A JOB AT APPLE, BUT PRESSURE FROM THE UNIVERSITY

In any case, Phills’s lawyers have introduced into court records, via the lawsuit and divorce case, enough of Saloner’s correspondence with Gruenfeld and school administration to suggest that the dean wanted Phills out of the GSB and that he made crucial decisions concerning Phills after beginning the affair with Gruenfeld while purportedly recusing himself. 

Phills alleges Saloner attempted to damage him financially and emotionally while working to advance Gruenfeld’s interests in her divorce proceedings.“(Saloner) and Gruenfeld actively sought to force (Phills) out of the house on campus for their own ends of discouraging (Phills) from remaining in his position at Stanford in the same department as Saloner and Gruenfeld,” Phills’ lawsuit complaint says. Phills claims the GSB, under Saloner’s leadership, also removed him as director of executive education programs he had developed and taught for years on top of his MBA-program duties, replacing him with less-qualified faculty. “Subsequently, Professor Phills was not even invited to teach in the very programs that he had created, even though these programs used teaching materials and a textbook that he had authored,” Phills’s complaint says.

An email in a court filing, to Phills from senior associate dean Madhav Rajan, says faculty selection for executive education courses is done at a level below the dean’s office.

PHILLS’S ALLEGATIONS ‘WITHOUT MERIT’

Phills accuses Stanford Provost Etchemendy of harassing and intimidating him and has argued in written negotiations with Etchemendy that he couldn’t return from leave into a hostile workplace, under the supervision of the man dating his wife. Phills had gone on unpaid leave from his full-time position at the GSB in May 2012 to begin working at Apple but continued to teach several courses through June 2014, compensated for some but not for others. 

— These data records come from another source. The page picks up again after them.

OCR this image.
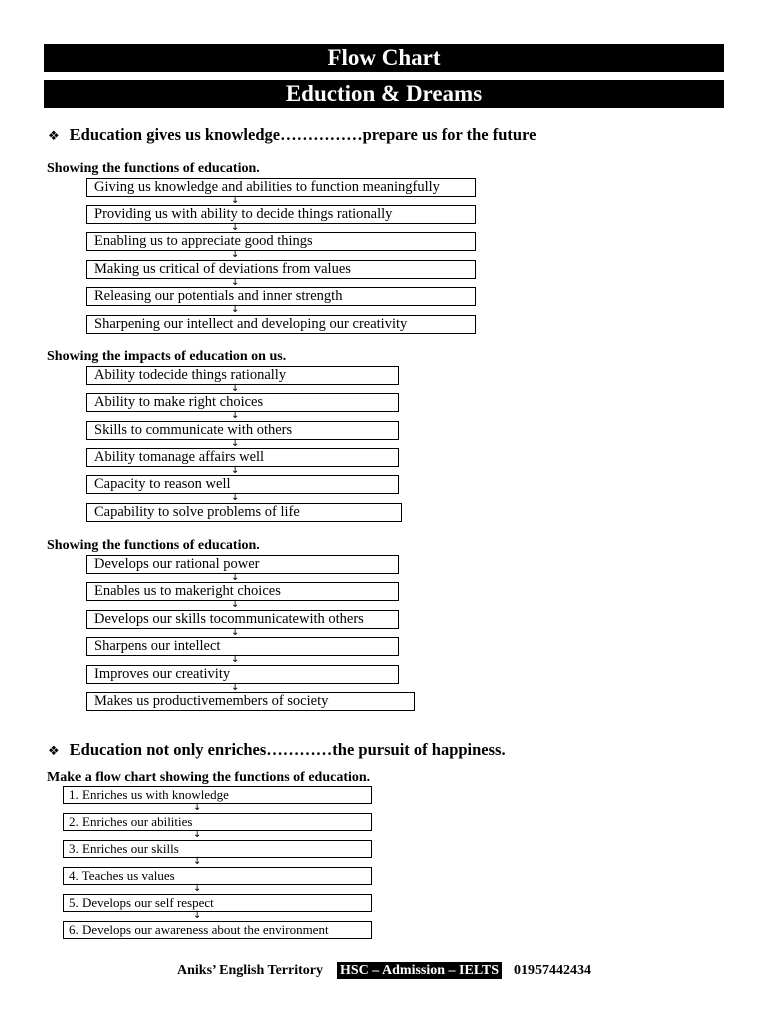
Flow Chart
Eduction & Dreams
❖ Education gives us knowledge……………prepare us for the future
Showing the functions of education.
Giving us knowledge and abilities to function meaningfully
↓
Providing us with ability to decide things rationally
↓
Enabling us to appreciate good things
↓
Making us critical of deviations from values
↓
Releasing our potentials and inner strength
↓
Sharpening our intellect and developing our creativity
Showing the impacts of education on us.
Ability todecide things rationally
↓
Ability to make right choices
↓
Skills to communicate with others
↓
Ability tomanage affairs well
↓
Capacity to reason well
↓
Capability to solve problems of life
Showing the functions of education.
Develops our rational power
↓
Enables us to makeright choices
↓
Develops our skills tocommunicatewith others
↓
Sharpens our intellect
↓
Improves our creativity
↓
Makes us productivemembers of society
❖ Education not only enriches…………the pursuit of happiness.
Make a flow chart showing the functions of education.
1. Enriches us with knowledge
↓
2. Enriches our abilities
↓
3. Enriches our skills
↓
4. Teaches us values
↓
5. Develops our self respect
↓
6. Develops our awareness about the environment
Aniks’ English Territory HSC – Admission – IELTS 01957442434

Etchemendy, in a March 2014 letter demanding that Phills resign from Apple and return to full-time duties at the GSB, says the university investigated “every specific allegation” Phills made regarding claimed retaliation by Saloner and a hostile work environment and found them “without merit.”

A lawyer for Saloner, Michael Lucey, a partner in the San Francisco office of Gordon & Rees, said in a Sept. 12 statement to Poets&Quants: “As the months passed after [Phills’s] November 2012 deadline to return, Prof. Phills refused to return to Stanford, despite repeated requests from the Provost that he do so. Ultimately, after several extensions that extended his leave by several quarters, Prof. Phills was given the choice to either return to the faculty or face termination. He chose termination.”

STANFORD LAWYERS PLAN LAWSUIT WITHIN THE LAWSUIT

Lawyers for Saloner and Stanford claim that the dean and university acted out of legitimate, business-related considerations; that any damage to Phills was done by himself; that Phills brought about his own termination from the GSB by refusing to return from leave; and that by hacking into his wife’s communications, he violated university policy and state and federal laws. The lawyers for Saloner and Stanford have asked the court in the lawsuit case for permission to file a “cross complaint” – a lawsuit within a lawsuit – against Phills, alleging invasion of privacy.

The lawyers for Saloner and Stanford also claim Phills is trying to use his lawsuit “to torment his estranged wife and extract discovery that may be used against her in the divorce case.”